Bagi Chalobah, kepindahan ini lahir dari pertimbangan yang panjang dan sulit. “Ini bukan keputusan yang diambil dalam semalam, ini adalah keputusan yang sangat matang dan sulit,” katanya.
Ia ingin menjadi bagian dari kisah yang sedang dibangun Como, bukan sekadar mencari tujuan baru setelah Chelsea. Proyek klub yang dijelaskan Fabregas memberinya alasan untuk mengambil peran berbeda dalam fase berikutnya dari kariernya.
Panggilan Timnas Inggris Menambah Arti Musim Ini
Musim panas ini juga menjadi periode penting bagi Chalobah di level internasional bersama timnas Inggris pada Piala Dunia 2026. Ia menerima panggilan susulan setelah sebelumnya tidak masuk daftar awal 26 pemain pilihan Thomas Tuchel.
Tuchel memiliki tempat tersendiri dalam perjalanan Chalobah karena pernah memberinya kesempatan debut di Chelsea. Pelatih yang sama kemudian memanggilnya pada tahap akhir untuk bergabung dengan skuad Piala Dunia.

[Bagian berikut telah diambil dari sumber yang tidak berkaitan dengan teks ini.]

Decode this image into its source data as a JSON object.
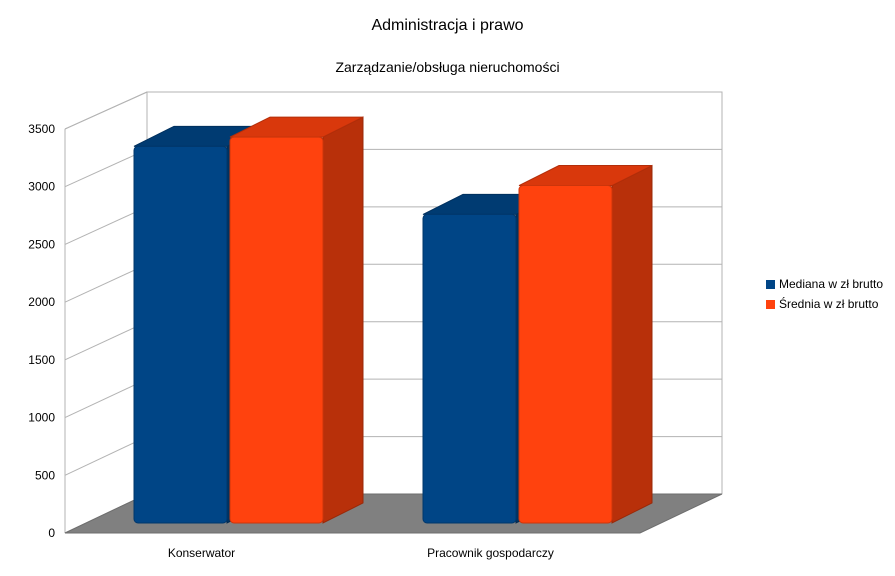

“Kisah ini sudah tertulis sebelum saya lahir. Dialah yang memberi saya kesempatan debut di Chelsea dan dialah manajer yang sama yang memanggil saya untuk Piala Dunia di menit-menit terakhir,” ujar Chalobah.
Dengan peluang baru di Como dan kepercayaan dari timnas Inggris, Chalobah memasuki fase penting dalam kariernya. Peran Fabregas kini akan menjadi salah satu penentu dalam upayanya membangun kembali pijakan di sepak bola Italia.